За плечом Исабель уловила еле слышный вздох Ксандера, и в этом вздохе было удивление. Он был в этом не один: хотя каменный зверь был огромен, до сих пор на него никто не обратил внимания, как будто он был задернут завесой, а пламя факелов эту завесу вдруг испепелило.

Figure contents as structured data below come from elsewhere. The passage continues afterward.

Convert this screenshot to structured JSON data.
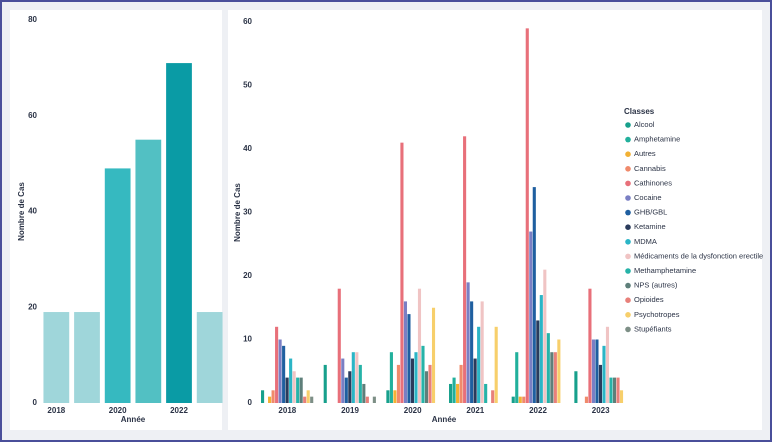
{
  "chart_data": [
    {
      "type": "bar",
      "ylabel": "Nombre de Cas",
      "xlabel": "Année",
      "categories": [
        "2018",
        null,
        "2020",
        null,
        "2022",
        null
      ],
      "values": [
        19,
        19,
        49,
        55,
        71,
        19
      ],
      "colors": [
        "#9fd6da",
        "#9fd6da",
        "#36b9c0",
        "#52c0c3",
        "#0a9ba5",
        "#9fd6da"
      ],
      "ylim": [
        0,
        80
      ],
      "yticks": [
        0,
        20,
        40,
        60,
        80
      ]
    },
    {
      "type": "grouped_bar",
      "ylabel": "Nombre de Cas",
      "xlabel": "Année",
      "legend_title": "Classes",
      "categories": [
        "2018",
        "2019",
        "2020",
        "2021",
        "2022",
        "2023"
      ],
      "ylim": [
        0,
        60
      ],
      "yticks": [
        0,
        10,
        20,
        30,
        40,
        50,
        60
      ],
      "series": [
        {
          "name": "Alcool",
          "color": "#17a08c",
          "values": [
            2,
            6,
            2,
            3,
            1,
            5
          ]
        },
        {
          "name": "Amphetamine",
          "color": "#22b09c",
          "values": [
            0,
            0,
            8,
            4,
            8,
            0
          ]
        },
        {
          "name": "Autres",
          "color": "#f2b134",
          "values": [
            1,
            0,
            2,
            3,
            1,
            0
          ]
        },
        {
          "name": "Cannabis",
          "color": "#f08a6b",
          "values": [
            2,
            0,
            6,
            6,
            1,
            1
          ]
        },
        {
          "name": "Cathinones",
          "color": "#e8707a",
          "values": [
            12,
            18,
            41,
            42,
            59,
            18
          ]
        },
        {
          "name": "Cocaine",
          "color": "#7a7fc4",
          "values": [
            10,
            7,
            16,
            19,
            27,
            10
          ]
        },
        {
          "name": "GHB/GBL",
          "color": "#1f5fa0",
          "values": [
            9,
            4,
            14,
            16,
            34,
            10
          ]
        },
        {
          "name": "Ketamine",
          "color": "#2a3b5c",
          "values": [
            4,
            5,
            7,
            7,
            13,
            6
          ]
        },
        {
          "name": "MDMA",
          "color": "#2bb5c6",
          "values": [
            7,
            8,
            8,
            12,
            17,
            9
          ]
        },
        {
          "name": "Médicaments de la dysfonction erectile",
          "color": "#f0c4c4",
          "values": [
            5,
            8,
            18,
            16,
            21,
            12
          ]
        },
        {
          "name": "Methamphetamine",
          "color": "#26b3a8",
          "values": [
            4,
            6,
            9,
            3,
            11,
            4
          ]
        },
        {
          "name": "NPS (autres)",
          "color": "#5e7f7a",
          "values": [
            4,
            3,
            5,
            0,
            8,
            4
          ]
        },
        {
          "name": "Opioides",
          "color": "#e8807a",
          "values": [
            1,
            1,
            6,
            2,
            8,
            4
          ]
        },
        {
          "name": "Psychotropes",
          "color": "#f7cf6b",
          "values": [
            2,
            0,
            15,
            12,
            10,
            2
          ]
        },
        {
          "name": "Stupéfiants",
          "color": "#7d8f86",
          "values": [
            1,
            1,
            0,
            0,
            0,
            0
          ]
        }
      ]
    }
  ]
}
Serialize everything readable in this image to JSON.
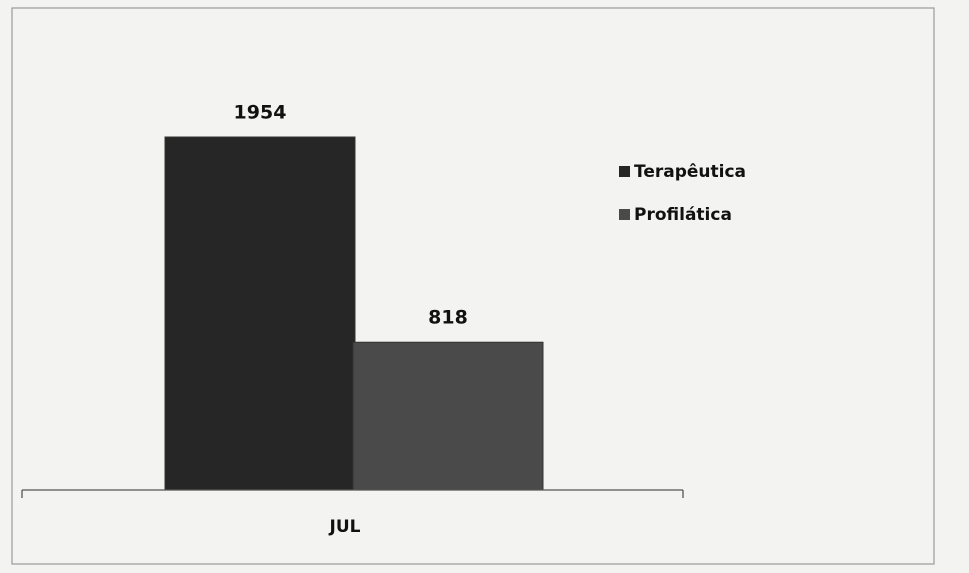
{
  "chart_data": {
    "type": "bar",
    "categories": [
      "JUL"
    ],
    "series": [
      {
        "name": "Terapêutica",
        "color": "#262626",
        "values": [
          1954
        ]
      },
      {
        "name": "Profilática",
        "color": "#4a4a4a",
        "values": [
          818
        ]
      }
    ],
    "legend": "right"
  }
}
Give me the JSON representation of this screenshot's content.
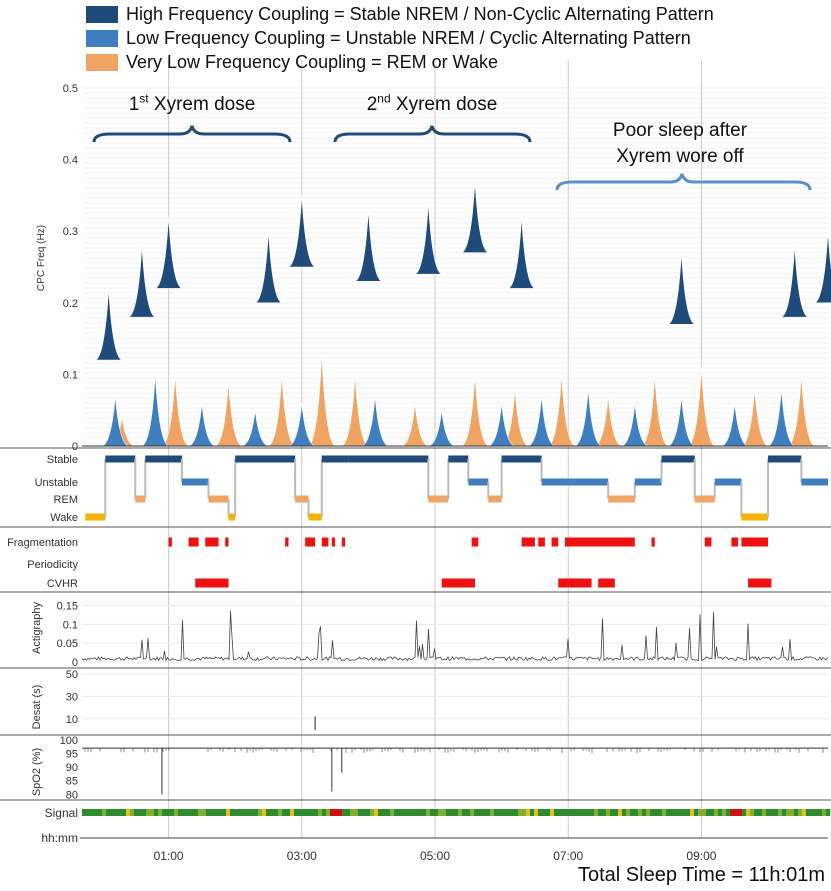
{
  "legend": {
    "high": {
      "label": "High Frequency Coupling = Stable NREM / Non-Cyclic Alternating Pattern",
      "color": "#1f4b7a"
    },
    "low": {
      "label": "Low Frequency Coupling = Unstable NREM / Cyclic Alternating Pattern",
      "color": "#3f7fbf"
    },
    "vlow": {
      "label": "Very Low Frequency Coupling = REM or Wake",
      "color": "#f0a464"
    }
  },
  "annotations": {
    "dose1": {
      "num": "1",
      "sup": "st",
      "text": " Xyrem dose"
    },
    "dose2": {
      "num": "2",
      "sup": "nd",
      "text": " Xyrem dose"
    },
    "poor_line1": "Poor sleep after",
    "poor_line2": "Xyrem wore off"
  },
  "total_sleep": "Total Sleep Time = 11h:01m",
  "chart_data": {
    "type": "area",
    "time_range_h": [
      23.7,
      10.9
    ],
    "time_axis": {
      "label": "hh:mm",
      "ticks": [
        "01:00",
        "03:00",
        "05:00",
        "07:00",
        "09:00"
      ],
      "tick_hours": [
        1,
        3,
        5,
        7,
        9
      ],
      "grid_hours": [
        1,
        3,
        5,
        7,
        9
      ]
    },
    "cpc_panel": {
      "ylabel": "CPC Freq (Hz)",
      "ylim": [
        0,
        0.5
      ],
      "yticks": [
        "0",
        "0.1",
        "0.2",
        "0.3",
        "0.4",
        "0.5"
      ],
      "ytick_values": [
        0,
        0.1,
        0.2,
        0.3,
        0.4,
        0.5
      ],
      "series": [
        {
          "key": "vlow",
          "peaks": [
            [
              0.3,
              0.04
            ],
            [
              1.1,
              0.1
            ],
            [
              1.9,
              0.09
            ],
            [
              2.7,
              0.1
            ],
            [
              3.3,
              0.13
            ],
            [
              3.8,
              0.1
            ],
            [
              4.7,
              0.06
            ],
            [
              5.6,
              0.1
            ],
            [
              6.2,
              0.08
            ],
            [
              6.9,
              0.1
            ],
            [
              7.6,
              0.07
            ],
            [
              8.3,
              0.1
            ],
            [
              9.0,
              0.11
            ],
            [
              9.8,
              0.08
            ],
            [
              10.5,
              0.1
            ]
          ]
        },
        {
          "key": "low",
          "peaks": [
            [
              0.2,
              0.07
            ],
            [
              0.8,
              0.1
            ],
            [
              1.5,
              0.06
            ],
            [
              2.3,
              0.05
            ],
            [
              3.0,
              0.06
            ],
            [
              4.1,
              0.07
            ],
            [
              5.1,
              0.05
            ],
            [
              6.0,
              0.06
            ],
            [
              6.6,
              0.07
            ],
            [
              7.3,
              0.08
            ],
            [
              8.0,
              0.06
            ],
            [
              8.7,
              0.07
            ],
            [
              9.5,
              0.06
            ],
            [
              10.2,
              0.08
            ]
          ]
        },
        {
          "key": "high",
          "peaks": [
            [
              0.1,
              0.22
            ],
            [
              0.6,
              0.28
            ],
            [
              1.0,
              0.32
            ],
            [
              2.5,
              0.3
            ],
            [
              3.0,
              0.35
            ],
            [
              4.0,
              0.33
            ],
            [
              4.9,
              0.34
            ],
            [
              5.6,
              0.37
            ],
            [
              6.3,
              0.32
            ],
            [
              8.7,
              0.27
            ],
            [
              10.4,
              0.28
            ],
            [
              10.9,
              0.3
            ]
          ]
        }
      ]
    },
    "hypnogram": {
      "states": [
        "Stable",
        "Unstable",
        "REM",
        "Wake"
      ],
      "state_colors": [
        "#1f4b7a",
        "#3f7fbf",
        "#f0a464",
        "#f5b400"
      ],
      "segments": [
        [
          23.75,
          0.05,
          3
        ],
        [
          0.05,
          0.5,
          0
        ],
        [
          0.5,
          0.65,
          2
        ],
        [
          0.65,
          1.2,
          0
        ],
        [
          1.2,
          1.6,
          1
        ],
        [
          1.6,
          1.9,
          2
        ],
        [
          1.9,
          2.0,
          3
        ],
        [
          2.0,
          2.9,
          0
        ],
        [
          2.9,
          3.1,
          2
        ],
        [
          3.1,
          3.3,
          3
        ],
        [
          3.3,
          3.7,
          0
        ],
        [
          3.7,
          4.9,
          0
        ],
        [
          4.9,
          5.2,
          2
        ],
        [
          5.2,
          5.5,
          0
        ],
        [
          5.5,
          5.8,
          1
        ],
        [
          5.8,
          6.0,
          2
        ],
        [
          6.0,
          6.6,
          0
        ],
        [
          6.6,
          7.6,
          1
        ],
        [
          7.6,
          8.0,
          2
        ],
        [
          8.0,
          8.4,
          1
        ],
        [
          8.4,
          8.9,
          0
        ],
        [
          8.9,
          9.2,
          2
        ],
        [
          9.2,
          9.6,
          1
        ],
        [
          9.6,
          10.0,
          3
        ],
        [
          10.0,
          10.5,
          0
        ],
        [
          10.5,
          10.9,
          1
        ]
      ]
    },
    "events": {
      "rows": [
        "Fragmentation",
        "Periodicity",
        "CVHR"
      ],
      "color": "#ee1111",
      "fragmentation": [
        [
          1.0,
          1.05
        ],
        [
          1.3,
          1.45
        ],
        [
          1.55,
          1.75
        ],
        [
          1.85,
          1.9
        ],
        [
          2.75,
          2.8
        ],
        [
          3.05,
          3.2
        ],
        [
          3.3,
          3.4
        ],
        [
          3.45,
          3.5
        ],
        [
          3.6,
          3.65
        ],
        [
          5.55,
          5.65
        ],
        [
          6.3,
          6.5
        ],
        [
          6.55,
          6.65
        ],
        [
          6.75,
          6.85
        ],
        [
          6.95,
          8.0
        ],
        [
          8.25,
          8.3
        ],
        [
          9.05,
          9.15
        ],
        [
          9.45,
          9.55
        ],
        [
          9.6,
          10.0
        ]
      ],
      "periodicity": [],
      "cvhr": [
        [
          1.4,
          1.9
        ],
        [
          5.1,
          5.6
        ],
        [
          6.85,
          7.35
        ],
        [
          7.45,
          7.7
        ],
        [
          9.7,
          10.05
        ]
      ]
    },
    "actigraphy": {
      "ylabel": "Actigraphy",
      "ylim": [
        0,
        0.17
      ],
      "yticks": [
        "0",
        "0.05",
        "0.1",
        "0.15"
      ],
      "ytick_values": [
        0,
        0.05,
        0.1,
        0.15
      ]
    },
    "desat": {
      "ylabel": "Desat (s)",
      "ylim": [
        0,
        50
      ],
      "yticks": [
        "10",
        "30",
        "50"
      ],
      "ytick_values": [
        10,
        30,
        50
      ],
      "events": [
        [
          3.2,
          12
        ]
      ]
    },
    "spo2": {
      "ylabel": "SpO2 (%)",
      "ylim": [
        79,
        100
      ],
      "yticks": [
        "80",
        "85",
        "90",
        "95",
        "100"
      ],
      "ytick_values": [
        80,
        85,
        90,
        95,
        100
      ],
      "baseline": 97,
      "dips": [
        [
          0.9,
          80
        ],
        [
          3.45,
          81
        ],
        [
          3.6,
          88
        ]
      ]
    },
    "signal": {
      "label": "Signal",
      "quality_colors": [
        "#2e8b2e",
        "#7fb02f",
        "#e0c020",
        "#e05020",
        "#d01010"
      ],
      "bad_intervals": [
        [
          3.4,
          3.6
        ],
        [
          9.4,
          9.6
        ]
      ]
    }
  }
}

– Вы войдете в эти двери и будете испытаны, – продолжил д’Эстаон. – Ваша задача проста. Каждому из вас будет дан амулет. В центре Лабиринта находится комната, где лежат двадцать два редких камня. Ребис – камень могущества, древний символ учеников Академии Трамонтаны. Вы должны достичь сердца Лабиринта, если сможете, и обменять данный вам здесь амулет на один из таких камней. Те, кому это удастся, выйдут из Лабиринта учениками Академии. Путь будет труден, и тем, кто сочтет его непреодолимым, достаточно разбить свой амулет, и помощь придет, но Академия будет для них закрыта с этого мгновения навсегда. – Он чуть улыбнулся. – Как, впрочем, и для тех, кто опоздает стать одним из двадцати двух.

Он сделал паузу, вновь обводя всех пронизывающим, проницательным взглядом.

– Испытание каждому положено свое, – наконец снова заговорил он. – Известно одно, но доподлинно: вам понадобится вся ваша воля, сила духа, крепость разума и, да, та искра в вашей душе, что делает каждого из вас магом. Никаких других правил нет. Если вы пройдете, я встречу вас по ту сторону Лабиринта. Если нет – возможно, больше мы не увидимся.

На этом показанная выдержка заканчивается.